Da qualche settimana faccio tutte le mie spese alimentari alla LIDL dalla quale mi sono a lungo tenuta volutamente ed accuratamente alla larga.
Dopo la brutta esperienza di un forte malessere sofferto anni fa per aver mangiato una busta di loro verdure miste surgelate fatte saltare in padella provavo ribrezzo solo a sentirne il nome, o nello scorgere il giallo blu delle loro insegne.
Compro alla CONAD del villaggio/paesucolo nel quale lavoro solo cose strettissimamente necessarie, ad es. quando scopro che ho proprio finito il dentifricio, yogurth da tenere in ufficio, tranci di pizza o frutta fresca per la pausa pranzo etc etc., davvero poca roba.

I motivi di questa scelta e impegno formalmente preso con me stessa di fare un periodo di prova con LIDL, vedere come mi trovo e monitorare quanto spendo, e quanto meno di prima, sono diversi.
Il primo è perché non mi dispiacerebbe, anzi sarebbe proprio auspicabile fare un po’ di spending review, e qui sono ovviamente attiva su diversi fronti aprendo il portafogli con molta più oculatezza che nel passato, e dopo attente riflessioni e comparazioni.
Il secondo è perché mi piace cambiare, provare, sperimentare, confrontare.
Il terzo perché mi piace vincere i miei pregiudizi e ricredermi (e confesso che dopo l’episodio di cui sopra ne avevo diversi, e qualcuno ancora ne ho), e non ho problemi nel riconoscere di aver fatto delle valutazioni sbagliate.
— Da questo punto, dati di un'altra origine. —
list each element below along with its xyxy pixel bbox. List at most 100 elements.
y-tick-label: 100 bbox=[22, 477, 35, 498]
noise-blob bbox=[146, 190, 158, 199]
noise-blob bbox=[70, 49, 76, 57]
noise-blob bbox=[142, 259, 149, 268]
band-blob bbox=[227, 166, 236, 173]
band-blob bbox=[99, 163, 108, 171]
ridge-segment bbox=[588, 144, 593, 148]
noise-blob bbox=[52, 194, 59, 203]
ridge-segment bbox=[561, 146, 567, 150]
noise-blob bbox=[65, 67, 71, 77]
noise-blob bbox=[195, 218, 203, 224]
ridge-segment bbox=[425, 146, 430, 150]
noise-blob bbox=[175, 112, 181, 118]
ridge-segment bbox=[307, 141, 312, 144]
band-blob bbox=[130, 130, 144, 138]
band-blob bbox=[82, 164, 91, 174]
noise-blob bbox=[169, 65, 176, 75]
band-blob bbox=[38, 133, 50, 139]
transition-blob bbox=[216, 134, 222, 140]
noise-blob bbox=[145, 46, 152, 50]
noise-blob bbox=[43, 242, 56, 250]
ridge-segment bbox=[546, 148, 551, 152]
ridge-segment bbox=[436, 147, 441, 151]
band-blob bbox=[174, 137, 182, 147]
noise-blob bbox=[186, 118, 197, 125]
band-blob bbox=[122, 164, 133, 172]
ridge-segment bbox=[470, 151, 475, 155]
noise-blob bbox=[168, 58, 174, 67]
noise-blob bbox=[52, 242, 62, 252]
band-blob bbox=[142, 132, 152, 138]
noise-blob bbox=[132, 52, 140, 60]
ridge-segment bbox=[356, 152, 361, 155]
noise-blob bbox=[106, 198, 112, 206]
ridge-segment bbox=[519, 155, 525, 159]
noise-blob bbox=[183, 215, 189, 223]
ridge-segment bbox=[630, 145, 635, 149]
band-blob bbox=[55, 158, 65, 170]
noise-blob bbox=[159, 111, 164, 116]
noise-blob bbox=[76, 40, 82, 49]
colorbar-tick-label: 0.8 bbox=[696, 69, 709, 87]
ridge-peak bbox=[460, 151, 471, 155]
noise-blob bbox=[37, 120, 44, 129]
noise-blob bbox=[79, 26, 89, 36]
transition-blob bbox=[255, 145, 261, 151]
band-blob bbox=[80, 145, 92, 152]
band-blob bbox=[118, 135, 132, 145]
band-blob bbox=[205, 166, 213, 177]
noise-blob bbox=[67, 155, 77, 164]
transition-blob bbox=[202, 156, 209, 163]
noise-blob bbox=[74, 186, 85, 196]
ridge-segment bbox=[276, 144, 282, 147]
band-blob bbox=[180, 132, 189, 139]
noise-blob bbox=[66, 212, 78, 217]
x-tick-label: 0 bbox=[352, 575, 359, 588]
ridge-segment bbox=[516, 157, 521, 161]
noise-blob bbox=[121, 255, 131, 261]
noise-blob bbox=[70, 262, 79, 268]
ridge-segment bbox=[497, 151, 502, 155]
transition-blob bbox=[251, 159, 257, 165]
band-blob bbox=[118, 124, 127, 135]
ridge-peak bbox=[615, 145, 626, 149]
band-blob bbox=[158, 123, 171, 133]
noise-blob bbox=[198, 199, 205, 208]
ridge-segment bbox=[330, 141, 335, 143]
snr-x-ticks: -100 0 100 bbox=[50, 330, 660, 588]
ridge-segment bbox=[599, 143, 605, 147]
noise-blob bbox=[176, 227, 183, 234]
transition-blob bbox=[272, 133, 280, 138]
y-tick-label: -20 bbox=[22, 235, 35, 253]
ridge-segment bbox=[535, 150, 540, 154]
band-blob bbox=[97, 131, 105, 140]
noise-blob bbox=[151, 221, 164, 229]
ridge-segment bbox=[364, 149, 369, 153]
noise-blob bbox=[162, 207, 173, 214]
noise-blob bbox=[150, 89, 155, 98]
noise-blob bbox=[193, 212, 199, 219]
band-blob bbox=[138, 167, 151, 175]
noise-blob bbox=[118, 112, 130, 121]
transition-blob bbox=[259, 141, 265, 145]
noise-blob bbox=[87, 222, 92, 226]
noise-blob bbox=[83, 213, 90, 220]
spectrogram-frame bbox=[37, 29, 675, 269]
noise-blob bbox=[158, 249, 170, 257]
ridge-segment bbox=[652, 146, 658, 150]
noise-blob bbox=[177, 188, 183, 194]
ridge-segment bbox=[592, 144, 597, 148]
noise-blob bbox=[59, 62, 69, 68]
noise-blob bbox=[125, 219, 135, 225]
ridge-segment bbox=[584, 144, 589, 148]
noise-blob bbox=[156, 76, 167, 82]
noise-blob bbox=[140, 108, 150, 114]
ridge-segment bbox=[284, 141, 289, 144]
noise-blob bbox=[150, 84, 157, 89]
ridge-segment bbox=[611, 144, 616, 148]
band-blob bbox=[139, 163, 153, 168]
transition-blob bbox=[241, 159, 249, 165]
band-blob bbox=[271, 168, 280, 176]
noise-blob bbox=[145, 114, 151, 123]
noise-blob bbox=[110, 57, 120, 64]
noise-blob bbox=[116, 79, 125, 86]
Il quarto perché è giusto dare a chiunque una seconda possibilità (la terza è da fessi però), il quinto è perché non sono mai stata totalmente soddisfatta dei posti dove mi recavo di solito, con amori improvvisi e repentini abbandoni in puro stile Ariete, il sesto perché mi è logisticamente comodo, abbastanza vicino, è facile l’accesso e trovare parcheggio, il settimo è perché me la cavo sempre abbastanza in fretta, magari non di sabato pomeriggio, ma quello ovunque.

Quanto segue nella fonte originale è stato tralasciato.